In her first solo exhibition in Austria, the New York-based artist presents works from the past eleven years that explore the figures of the “Minoan girls” and the stories of lust, seduction, cruelty, and betrayal associated with them: Europa, Pasiphaë, Phaedra, and Ariadne. Although their tragic fates are key to the narratives in which they appear, they are often seen as supporting characters; the heroes are invariably men. Reichek, by contrast, puts the spotlight on the women, examining their complex characters by compiling different interpretations and depictions, and assembling eclectic arrangements of elements from visual art and literature to break through overly narrow constructions: in the artist’s hands, appropriation becomes a strategy of emancipation.

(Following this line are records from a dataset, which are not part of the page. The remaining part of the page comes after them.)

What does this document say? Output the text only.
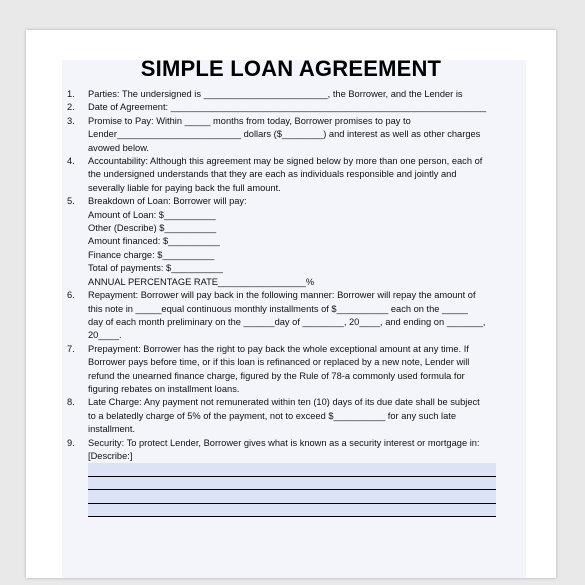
SIMPLE LOAN AGREEMENT
1. Parties: The undersigned is ________________________, the Borrower, and the Lender is
2. Date of Agreement: _____________________________________________________________
3. Promise to Pay: Within _____ months from today, Borrower promises to pay to
Lender________________________ dollars ($________) and interest as well as other charges
avowed below.
4. Accountability: Although this agreement may be signed below by more than one person, each of
the undersigned understands that they are each as individuals responsible and jointly and
severally liable for paying back the full amount.
5. Breakdown of Loan: Borrower will pay:
Amount of Loan: $__________
Other (Describe) $__________
Amount financed: $__________
Finance charge: $__________
Total of payments: $__________
ANNUAL PERCENTAGE RATE_________________%
6. Repayment: Borrower will pay back in the following manner: Borrower will repay the amount of
this note in _____equal continuous monthly installments of $__________ each on the _____
day of each month preliminary on the ______day of ________, 20____, and ending on _______,
20____.
7. Prepayment: Borrower has the right to pay back the whole exceptional amount at any time. If
Borrower pays before time, or if this loan is refinanced or replaced by a new note, Lender will
refund the unearned finance charge, figured by the Rule of 78-a commonly used formula for
figuring rebates on installment loans.
8. Late Charge: Any payment not remunerated within ten (10) days of its due date shall be subject
to a belatedly charge of 5% of the payment, not to exceed $__________ for any such late
installment.
9. Security: To protect Lender, Borrower gives what is known as a security interest or mortgage in:
[Describe:]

Reichek employs a wide variety of media and engages works of art and literature from all eras in creative dialogue. Textile techniques such as embroidery and knitting as well as conceptual methods, photography, and various printing processes have been central to her practice since the 1970s. Now If I Had Been Writing This Story builds on her earlier cycles Minoan Girls (2012–16) and Ariadne’s Thread (2008–12). The exhibition’s title is borrowed from Phèdre, a poem by the English writer Stevie Smith in which she refuses to accept Phaedra’s tragic fate and musters the power of words to at least lend expression to the desire for a happier outcome.

Not by accident, what holds Reichek’s work together on the formal and conceptual levels is the thread—in the figurative as well as literal sense: unspooling Ariadne’s thread lets her unfold the story of the labyrinth, while the fine thread used in embroidery interweaves images and selected passages of text in scintillating visual compositions. The works on view in the exhibition integrate quotations from the art of Gustav Klimt, André Masson, Henri Matisse, and others with references to texts by Stevie Smith, Erika Mumford, Henry de Montherlant, Giorgio de Chirico, and the fifth-century Byzantine poet Nonnus.

Reichek deftly intertwines her ongoing preoccupation with myths as archetypal stories with a practice that is essentially repetitive: embroidering.

“Just as sewing loops a thread around and around a substrate of fabric, so we continually reenact and recycle these myths over the centuries. And just as sewing creates an unseen backstory on the other side of the cloth, so these ancient myths—primal narratives that recite basic motivations—have proved ever open to analysis, interpretation, and deconstruction. The unraveling and reconstitution of stories and motifs is a very old process, no matter how much we imagine it to be a modernist or contemporary phenomenon.” (Excerpt from Elaine Reichek’s text for her artist book that is published by the Secession on occasion of her exhibition)

Immediately recognizing the structural resemblance between rasterized digital images and embroidery or knitting pattern charts, Reichek incorporated digital media into her creative praxis. Like a pixel, the stitch is the basic building block of visual transmission in her work: a pixelated image resembles an embroidery chart, just as the stitches in a hand-sewn embroidery point back to a JPEG trawled from the Internet or scanned from a printed source. Although digital technology has sped up and expanded the possibilities for research, translation, and production, Reichek’s works remain material objects, rooted in the history of thread as a medium.

Elaine Reichek’s artist’s book, published on the occasion of the exhibition, is a decorative archival storage box in the design of the Hamilton Urns—one of the earliest examples of American neo-classical wallpaper models—that unpacks her exhibition both physically and conceptually. Inside are two different kinds of books: A standard book includes all the works in the exhibition and an essay by the artist. Then, four accordion-style leporellos explore the most recent piece, Toutes les filles (2016–17), unfolding to reveal each of its 24 motifs and their art-historical sources.

In the past few years, the hand-printed wallpaper featuring the Hamilton Urns pattern has become almost a trademark feature of Reichek’s exhibitions; in our show, it also appears as a backdrop on the walls. This version with its unusual palette was manufactured specifically for the occasion.